Self-Supervised Learning in Function Space

Updated 6 October 2025

Self-supervised learning in function space is characterized by the direct regularization of neural functions using L2 penalties to stabilize learning and reduce catastrophic forgetting.
The approach leverages tools from functional analysis, kernel theory, and explicit function encoders to drastically improve sample efficiency and robustness.
This paradigm unifies contrastive and invariance-based methods with rigorous functional constraints, offering enhanced generalization guarantees and scalable learning strategies.

Self-supervised learning in function space encompasses both the theoretical foundations and practical strategies for learning representations or operators without labels, focusing on the properties and dynamics of neural networks as functions mapping inputs to outputs. This approach draws on tools from functional analysis, kernel theory, regularization, and geometric representation, unifying and extending self-supervised learning to emphasize invariance, stability, and sample efficiency at the level of functions rather than parameters.

1. Foundations: Measuring and Regularizing in Function Space

The act of training neural networks is fundamentally about shaping functions $f : \mathcal{X} \to \mathcal{Y}$ . In function-space approaches, central attention is given to distances and dynamics directly in a space of functions—usually the $L^2$ Hilbert space defined via

$\|f - g\|^2 = \int_\mathcal{X} |f(x) - g(x)|^2 d\mu(x)$

which is empirically estimated as

$\|f - g\|^2 \approx \frac{1}{N} \sum_{i=1}^N |f(x_i) - g(x_i)|^2.$

Parameter updates in weight space often correspond to nontrivial and poorly controlled functional changes, especially early in training. Empirical results demonstrate that the $L^2/\ell^2$ ratio (i.e., the magnitude of function change per unit parameter change) is high at first and then decreases and plateaus as the test error stabilizes (Benjamin et al., 2018). This observation motivates regulating the "distance traveled" in function space during training to stabilize learning and inhibit catastrophic forgetting.

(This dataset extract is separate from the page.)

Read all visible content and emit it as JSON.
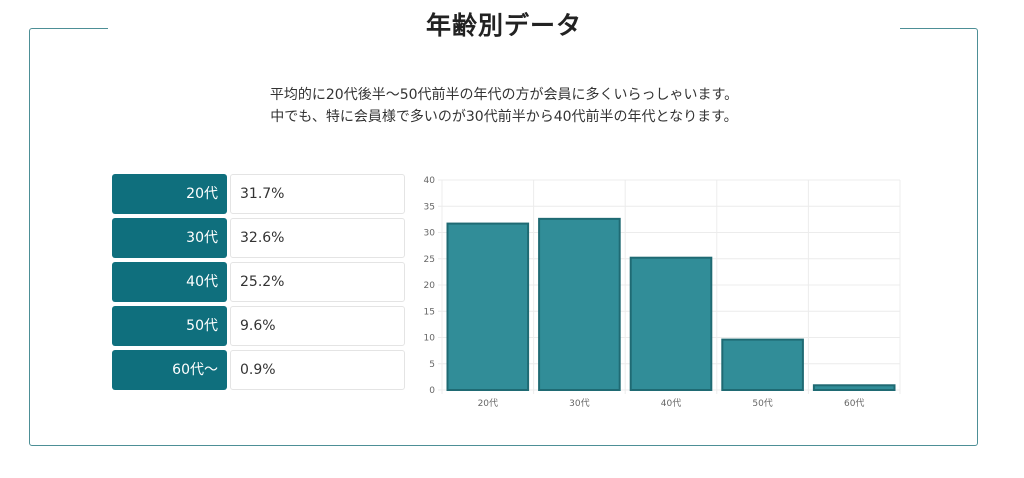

The Hilbert-Constrained Gradient Descent (HCGD) rule augments the standard loss $C_0$ with an $L^2$ penalty on the update: $C = C_0 + \lambda \| f_{\theta_t} - f_{\theta_t + \Delta\theta} \|$ encouraging updates that minimally interfere with already acquired invariances or representations.

2. Functional Regularization, Representation Pruning, and Sample Efficiency

Many self-supervised learning (SSL) frameworks can be unified as instances of functional regularization (Garg et al., 2020). Here, the auxiliary (self-supervised) loss is posed not only as an unsupervised target but as an explicit constraint on the function $h(\cdot)$ realized by the encoder or intermediate network components. For example, in auto-encoders, masked modeling, or other pretext tasks, the auxiliary loss is of the form $L_r(h, g; x)$ , with $g$ acting as a learnable regularizer.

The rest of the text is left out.